Leslie suspiró aliviada; su cercanía había hecho algo en su interior, y no estaba segura de que debiera tener tal reacción hacia este hombre.
«Entonces, ¿por qué accediste a esto?», volvió a preguntar, con la mirada fija en ella.
Ella carraspeó y se armó de valor.
«Eso no es de su incumbencia, Sr. Blackwood».
Los ojos de Julian se endurecieron una vez más mientras decía: «No cometas el error de pensar en esto como algo más que un acuerdo comercial». Dicho esto, se giró hacia la puerta y se alejó.
Leslie cerró los ojos mientras una sensación de profundo aislamiento recorría su cuerpo. Se sentía herida, rechazada y sola. ¿En qué me he metido?
«Son 15,35 dólares, señora», dijo una voz sombría, sacando a Leslie de sus pensamientos. Ella levantó la vista y vio al taxista que todavía la miraba por el espejo retrovisor.
«Ah, claro, lo siento», dijo, hundiendo los dedos en el bolso. Sacó algo de dinero y se lo entregó al hombre. Se bajó del vehículo, cogió dos maletas del maletero y se quedó asombrada ante la mansión que tenía ante sí. Se sintió abrumada y muy pequeña ante tanta grandeza.
«Así que esta es la mansión Blackwood», murmuró sin dirigirse a nadie en particular.
Una señora con uniforme de criada, con el rostro impasible, se acercó a ella y dijo respetuosamente: «¿Es usted Leslie Harrison?».
Leslie carraspeó y respondió: «Sí, lo soy», intentando fingir una sonrisa.
«Bienvenida a Blackwood Manor, señora. Me llamo Kris», se presentó la señora.
«Permítame que le ayude», dijo, refiriéndose a las maletas de color marrón.
—Por aquí. La estaba esperando. Me enviaron a recibirla —dijo Kris, señalando hacia adelante con la mano y guiando a Leslie a través de la gigantesca puerta negra.
«Claro, por supuesto», respondió Leslie, mirando a su alrededor la enorme casa mientras entraban. Tenía un aire gótico, inquietantemente tranquilo. Le dio escalofríos y se estremeció cuando llegaron a las elegantes puertas francesas, que fueron abiertas por un mayordomo elegantemente vestido que simplemente les hizo un gesto con la cabeza.
Leslie se quedó boquiabierta al contemplar la lujosa decoración de la mansión. Rápidamente se controló y miró hacia adelante para ver a Julian Blackwood sentado en un inmaculado sofá azul real con el periódico del día en la mano, con la mirada fija en él.

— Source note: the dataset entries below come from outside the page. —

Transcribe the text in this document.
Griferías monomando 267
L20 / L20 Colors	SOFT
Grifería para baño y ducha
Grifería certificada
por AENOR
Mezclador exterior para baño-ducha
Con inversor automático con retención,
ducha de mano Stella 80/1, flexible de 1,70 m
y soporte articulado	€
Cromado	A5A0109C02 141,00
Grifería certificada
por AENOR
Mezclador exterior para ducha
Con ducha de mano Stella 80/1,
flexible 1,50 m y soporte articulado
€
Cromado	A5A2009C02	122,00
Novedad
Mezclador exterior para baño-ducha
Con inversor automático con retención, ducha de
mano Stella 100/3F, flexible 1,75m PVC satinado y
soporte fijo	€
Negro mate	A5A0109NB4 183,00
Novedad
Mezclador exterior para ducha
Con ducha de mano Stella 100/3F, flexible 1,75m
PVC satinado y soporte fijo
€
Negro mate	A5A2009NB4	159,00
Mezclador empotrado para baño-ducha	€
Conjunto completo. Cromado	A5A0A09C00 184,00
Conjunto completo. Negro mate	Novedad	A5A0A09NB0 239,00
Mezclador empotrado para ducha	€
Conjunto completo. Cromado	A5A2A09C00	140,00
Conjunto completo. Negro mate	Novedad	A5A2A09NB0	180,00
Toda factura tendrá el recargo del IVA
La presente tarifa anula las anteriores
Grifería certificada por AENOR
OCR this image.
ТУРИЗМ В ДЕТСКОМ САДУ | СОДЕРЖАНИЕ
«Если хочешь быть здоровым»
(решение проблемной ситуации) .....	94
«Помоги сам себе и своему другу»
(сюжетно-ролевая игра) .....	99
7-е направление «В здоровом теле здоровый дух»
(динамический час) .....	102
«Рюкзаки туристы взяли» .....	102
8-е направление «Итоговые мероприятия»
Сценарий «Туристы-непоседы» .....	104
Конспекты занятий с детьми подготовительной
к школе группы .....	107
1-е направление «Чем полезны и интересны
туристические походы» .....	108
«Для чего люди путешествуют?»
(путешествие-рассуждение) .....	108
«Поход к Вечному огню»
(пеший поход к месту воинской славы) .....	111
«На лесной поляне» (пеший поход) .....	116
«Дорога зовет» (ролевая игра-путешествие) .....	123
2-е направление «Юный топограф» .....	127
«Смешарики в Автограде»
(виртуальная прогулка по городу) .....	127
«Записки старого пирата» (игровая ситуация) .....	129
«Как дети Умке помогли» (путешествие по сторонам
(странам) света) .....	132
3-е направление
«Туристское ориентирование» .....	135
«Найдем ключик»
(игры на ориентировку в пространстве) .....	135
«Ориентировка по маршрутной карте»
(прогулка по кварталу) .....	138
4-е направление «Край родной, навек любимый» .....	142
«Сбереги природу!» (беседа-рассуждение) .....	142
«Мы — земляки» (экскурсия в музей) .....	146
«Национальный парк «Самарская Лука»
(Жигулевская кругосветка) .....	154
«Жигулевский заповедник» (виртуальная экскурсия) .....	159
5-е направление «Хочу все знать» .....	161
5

Ni siquiera le dirigió una mirada mientras decía con voz profunda y fría: «Bienvenida a la mansión Blackwood, señorita Harrison».
—Yo diría que el placer es todo mío, pero eso sería mentir, Sr. Blackwood —espetó Leslie, captando finalmente su atención.
Él arqueó una ceja, dobló el periódico cuidadosamente y se puso de pie.
—Bien —dijo.
—Sigamos con el recorrido por el lugar. Tengo cosas bastante importantes que hacer, así que empecemos —dijo con impaciencia.
La irritación aumentó en Leslie.
«No tienes que hacer esto», pero él ya se había alejado, dejándola atrás. Se mordió la lengua con frustración y caminó a paso ligero para seguirle el ritmo. Su visita fue una de las más aburridas en las que había estado, y como persona artística, había estado en muchas visitas aburridas. ¿Pero Julian Blackwood? Él ocupaba el primer lugar de esa lista. Señaló al azar el…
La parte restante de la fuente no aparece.